Greg Posner: 36:19: 37:12: I remember, and this was years ago, I had the Microsoft Sidewinder joystick for my computer and I think I was playing a game Midtown Madness 2 and just driving through the streets of San Francisco, hitting bumps and feeling it. It was just like, this is the coolest technology and it would fight you sometimes there. I mean, Microsoft did this years ago. It’s a bummer it’s not in the Xbox controller. I’m sure it will eventually find its way in there based on the feedback Microsoft has, or Sony got. But I just, I mean, this all started with sound, right? The other night I was trying to play Call of Duty, I keep saying Call of Duty because I’m playing it right now, but like with almost no sound on, it just like, it takes away such a big feeling from the game when you don’t hear the bullets like they’re meant to be. It almost feels like it’s a kid’s game. I don’t know if it’s a weird thing to say, but like, It just doesn’t have the same oomph or power that you want it to have. And it’s such a cool time to be a gamer and feeling all these feelings.

Jamie Smith: 37:12: 37:52: Yeah. And another good test of that, I know you said you didn’t have a PS5 yet, but a really good test is if you get a PS5 or you can get hold of the controller. play the game for 10 minutes, some cool headphones, nice audio, wherever it may be. Then mute the game and look at what the pad is doing, how it sounds. And it’s just alien. It just makes no sense what it’s doing. But when the game audio is absent, it makes it sound like that. When the game audio is present, it elevates it. So everything complements each other. And if you’ve got one piece of the pie missing, everything else starts to fall down.

Greg Posner: 37:52: 38:13: It’s like a giant orchestra. Everyone’s got to be in sync. So I have a couple more questions.
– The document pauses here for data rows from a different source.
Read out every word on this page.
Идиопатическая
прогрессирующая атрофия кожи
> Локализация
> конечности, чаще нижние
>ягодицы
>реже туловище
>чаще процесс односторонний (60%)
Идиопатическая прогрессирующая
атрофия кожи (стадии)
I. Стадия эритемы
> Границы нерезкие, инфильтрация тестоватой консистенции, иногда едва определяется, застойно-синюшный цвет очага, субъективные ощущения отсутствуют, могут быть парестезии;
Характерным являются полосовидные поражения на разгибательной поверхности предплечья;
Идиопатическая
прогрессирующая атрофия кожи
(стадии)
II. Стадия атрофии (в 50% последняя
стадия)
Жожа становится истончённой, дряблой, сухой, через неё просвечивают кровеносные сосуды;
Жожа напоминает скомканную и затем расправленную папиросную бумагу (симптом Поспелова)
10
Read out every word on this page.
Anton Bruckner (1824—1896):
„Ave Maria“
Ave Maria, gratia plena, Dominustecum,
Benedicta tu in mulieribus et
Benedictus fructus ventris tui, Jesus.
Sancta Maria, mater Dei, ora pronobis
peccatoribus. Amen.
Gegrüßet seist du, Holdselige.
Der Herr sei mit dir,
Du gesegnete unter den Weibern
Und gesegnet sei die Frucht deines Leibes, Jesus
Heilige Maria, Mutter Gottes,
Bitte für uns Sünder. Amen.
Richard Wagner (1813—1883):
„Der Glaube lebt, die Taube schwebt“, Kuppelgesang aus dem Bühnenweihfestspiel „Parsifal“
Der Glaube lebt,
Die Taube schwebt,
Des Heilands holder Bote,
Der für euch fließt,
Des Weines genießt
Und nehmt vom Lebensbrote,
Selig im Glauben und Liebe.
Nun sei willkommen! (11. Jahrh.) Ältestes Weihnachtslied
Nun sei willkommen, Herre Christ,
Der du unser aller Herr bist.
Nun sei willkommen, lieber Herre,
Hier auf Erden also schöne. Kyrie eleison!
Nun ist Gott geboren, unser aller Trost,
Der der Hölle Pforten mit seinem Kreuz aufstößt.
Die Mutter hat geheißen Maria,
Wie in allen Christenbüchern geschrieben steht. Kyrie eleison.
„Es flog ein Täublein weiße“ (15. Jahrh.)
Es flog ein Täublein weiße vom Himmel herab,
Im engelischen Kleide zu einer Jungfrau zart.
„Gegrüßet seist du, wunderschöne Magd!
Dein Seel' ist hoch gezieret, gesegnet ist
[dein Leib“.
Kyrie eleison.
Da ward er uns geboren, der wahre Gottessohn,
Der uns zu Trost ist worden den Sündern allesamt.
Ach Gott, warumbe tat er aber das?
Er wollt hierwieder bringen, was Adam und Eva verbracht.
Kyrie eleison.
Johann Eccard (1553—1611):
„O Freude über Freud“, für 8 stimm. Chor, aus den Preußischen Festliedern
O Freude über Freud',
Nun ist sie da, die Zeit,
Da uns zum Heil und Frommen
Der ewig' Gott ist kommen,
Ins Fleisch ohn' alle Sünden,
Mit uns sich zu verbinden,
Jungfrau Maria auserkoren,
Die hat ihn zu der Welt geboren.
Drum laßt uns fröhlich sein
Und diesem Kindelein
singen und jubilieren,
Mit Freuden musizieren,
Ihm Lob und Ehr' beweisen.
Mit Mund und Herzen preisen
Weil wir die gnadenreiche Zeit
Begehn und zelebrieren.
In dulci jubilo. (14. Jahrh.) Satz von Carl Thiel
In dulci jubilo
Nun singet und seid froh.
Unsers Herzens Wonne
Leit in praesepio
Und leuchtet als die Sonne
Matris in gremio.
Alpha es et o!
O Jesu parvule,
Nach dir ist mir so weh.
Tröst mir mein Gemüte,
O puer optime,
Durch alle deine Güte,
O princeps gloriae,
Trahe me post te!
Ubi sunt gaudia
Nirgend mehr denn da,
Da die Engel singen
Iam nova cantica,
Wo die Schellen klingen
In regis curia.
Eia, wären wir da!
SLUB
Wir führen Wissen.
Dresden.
First one is going to be kind of a basic one, but what did you want to be when you grew up? And a lot of times I talk to, again, customer success people who aren’t dreaming of being a communication person in gaming, but maybe you did dream of making games, but where did you want to be when you were growing up other than James Bond?

Jamie Smith: 38:15: 39:06: Yeah, definitely James Bond. For most people, especially kind of younger guys in the UK, big kind of football fans, as in soccer. So most people kind of age five to 15, you know, think they’re going to turn pro. And the reality is it’s a fraction of a percent of people who even get to turn professional, nevermind playing the Premier League. So that’s definitely one aspect of it. But probably towards my kind of mid-teens, the viability of a career in not just games, but tech in general was kind of kind of cropping up. Obviously the school teachers and the career advisors never really mentioned that kind of stuff. They said about the army and, you know, becoming a teacher or the police or something. But yeah, I’d probably say a footballer and then transitioned into what I’ve become kind of now more of a designer creative type.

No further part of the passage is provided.